Até que ponto o
Ministério Público cumpre com eficiência as atribuições de zelar pela ordem
jurídica, preservar a democracia e proteger os interesses sociais e individuais
indisponíveis?
Apesar de ter ampliado suas prerrogativas da
área criminal para quase todas as demais áreas da vida social e econômica do
País, até que ponto o Ministério Público (MP) cumpre com eficiência as
atribuições de zelar pela ordem jurídica, preservar a democracia e proteger os
interesses sociais e individuais indisponíveis? Ele atua como guardião de
direitos ou se limita a exercer papéis acusatórios tradicionais? A população
está suficientemente informada do que se pode esperar e cobrar dos promotores e
procuradores? Eles estão à altura do prestígio de que desfrutam e dos altos
salários que recebem?
Para responder a
essas perguntas, o Centro de Estudos de Segurança e Cidadania (Cesec) da
Universidade Cândido Mendes realizou uma pesquisa, em parceria com o Ministério
da Justiça e o Conselho Nacional do Ministério Público. Coordenado por Julita
Lemgruber, ex-diretora do sistema prisional do Rio de Janeiro, e Ludmila
Ribeiro, do Centro de Estudos de Criminalidade e Segurança da Universidade Federal
de Minas Gerais, o estudo revelou que, por privilegiar algumas áreas em
detrimento de outras, a atuação do MP peca por falta de foco e de limites.

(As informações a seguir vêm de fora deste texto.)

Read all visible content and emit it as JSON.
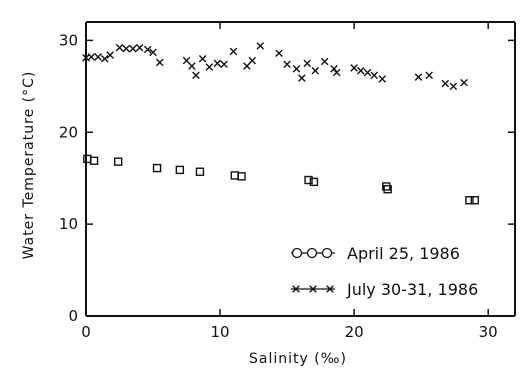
{
  "chart_data": {
    "type": "scatter",
    "title": "",
    "xlabel": "Salinity (‰)",
    "ylabel": "Water Temperature (°C)",
    "xlim": [
      0,
      32
    ],
    "ylim": [
      0,
      32
    ],
    "x_ticks": [
      0,
      10,
      20,
      30
    ],
    "y_ticks": [
      0,
      10,
      20,
      30
    ],
    "x_tick_labels": [
      "0",
      "10",
      "20",
      "30"
    ],
    "y_tick_labels": [
      "0",
      "10",
      "20",
      "30"
    ],
    "grid": false,
    "legend_position": "lower-right",
    "series": [
      {
        "name": "April 25, 1986",
        "marker": "square",
        "legend_marker": "o-o-o",
        "points": [
          [
            0.1,
            17.1
          ],
          [
            0.6,
            16.9
          ],
          [
            2.4,
            16.8
          ],
          [
            5.3,
            16.1
          ],
          [
            7.0,
            15.9
          ],
          [
            8.5,
            15.7
          ],
          [
            11.1,
            15.3
          ],
          [
            11.6,
            15.2
          ],
          [
            16.6,
            14.8
          ],
          [
            17.0,
            14.6
          ],
          [
            22.4,
            14.1
          ],
          [
            22.5,
            13.8
          ],
          [
            28.6,
            12.6
          ],
          [
            29.0,
            12.6
          ]
        ]
      },
      {
        "name": "July 30-31, 1986",
        "marker": "x",
        "legend_marker": "x-x-x",
        "points": [
          [
            0.0,
            28.1
          ],
          [
            0.4,
            28.2
          ],
          [
            0.9,
            28.2
          ],
          [
            1.4,
            28.0
          ],
          [
            1.8,
            28.4
          ],
          [
            2.5,
            29.2
          ],
          [
            3.0,
            29.1
          ],
          [
            3.5,
            29.1
          ],
          [
            4.0,
            29.2
          ],
          [
            4.6,
            29.0
          ],
          [
            5.0,
            28.7
          ],
          [
            5.5,
            27.6
          ],
          [
            7.5,
            27.8
          ],
          [
            7.9,
            27.2
          ],
          [
            8.2,
            26.2
          ],
          [
            8.7,
            28.0
          ],
          [
            9.2,
            27.1
          ],
          [
            9.8,
            27.5
          ],
          [
            10.3,
            27.4
          ],
          [
            11.0,
            28.8
          ],
          [
            12.0,
            27.2
          ],
          [
            12.4,
            27.8
          ],
          [
            13.0,
            29.4
          ],
          [
            14.4,
            28.6
          ],
          [
            15.0,
            27.4
          ],
          [
            15.7,
            26.9
          ],
          [
            16.1,
            25.9
          ],
          [
            16.5,
            27.5
          ],
          [
            17.1,
            26.7
          ],
          [
            17.8,
            27.7
          ],
          [
            18.5,
            26.9
          ],
          [
            18.7,
            26.5
          ],
          [
            20.0,
            27.0
          ],
          [
            20.5,
            26.7
          ],
          [
            21.0,
            26.5
          ],
          [
            21.5,
            26.2
          ],
          [
            22.1,
            25.8
          ],
          [
            24.8,
            26.0
          ],
          [
            25.6,
            26.2
          ],
          [
            26.8,
            25.3
          ],
          [
            27.4,
            25.0
          ],
          [
            28.2,
            25.4
          ]
        ]
      }
    ]
  }
}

Apesar de sua autonomia funcional, o MP seria uma instituição “frágil”, com uma
atuação aquém da que se poderia esperar. “As conclusões da pesquisa não são
alvissareiras para o MP”, conclui o estudo.
A transformação
institucional do MP começou em 1985, com a regulamentação da Lei da Ação Civil
Pública e a criação do inquérito civil, um procedimento administrativo que
possibilita a investigação e a coleta de provas e documentos que permitem aos
promotores propor ações judiciais fora da área penal. Ela prosseguiu com a
criação do chamado Termo de Ajustamento de Conduta, outro dispositivo
extrajudicial que permite ao MP fechar acordos sem passar pelos tribunais. E
chegou ao ápice em 1988, quando, pressionada por entidades de promotores e
procuradores, a Assembleia Constituinte concedeu autonomia administrativa e
funcional ao MP. A força institucional do órgão ficou evidenciada em 2013,
quando, por pressão das ruas, a Câmara dos Deputados derrubou uma Proposta de
Emenda Constitucional que limitava os poderes investigativos do MP.
Desde então, aponta a
pesquisa, o MP ficou exposto a pressões partidárias e deixou-se envolver pelo
ativismo político de alguns seus membros. Às vésperas das eleições
presidenciais de 2002, por exemplo, alguns procuradores da República usaram
suas prerrogativas para desgastar o governo do presidente Fernando Henrique
Cardoso e fortalecer a campanha de Lula, candidato da oposição. Em alguns
Estados, eles têm tentado – sem ter recebido um único voto – definir
prioridades em matéria de orçamento e políticas públicas, intervindo em atos
que são de competência de deputados e governadores. Também intervêm em áreas
como patrimônio cultural, previdência, política fundiária, lazer e até
trânsito. Por enfatizar áreas midiáticas, tendem a deixar de lado o controle
das polícias, “o que explica por que temos uma das polícias mais violentas do
mundo”, afirmam os pesquisadores.
Os promotores e
procuradores que aceitaram responder os questionários atribuíram o mau
desempenho do MP a fatores externos ao órgão, como dificuldade de realizar
perícias, morosidade da Justiça e deficiências no inquérito policial. Os
argumentos são procedentes, mas isso não exime a responsabilidade de uma
corporação que, além de carecer de preparo sociológico para entender a
sociedade e suas mazelas, se vê acima da classe política e dos dirigentes
públicos.
“A atuação do MP caracteriza-se por uma postura voluntarista e
tutelar, ancorada na velha noção de que a sociedade civil é fraca,
desorganizada e incapaz de defender seus direitos e de que as instituições
políticas são degeneradas, tornando-se imprescindível a atuação afirmativa de
um poder externo autônomo e independente, livre de controles”, dizem os
pesquisadores do Cesec. E é por isso que a atuação do MP está longe de
convertê-lo numa espécie de “guardião da democracia brasileira”, concluem eles.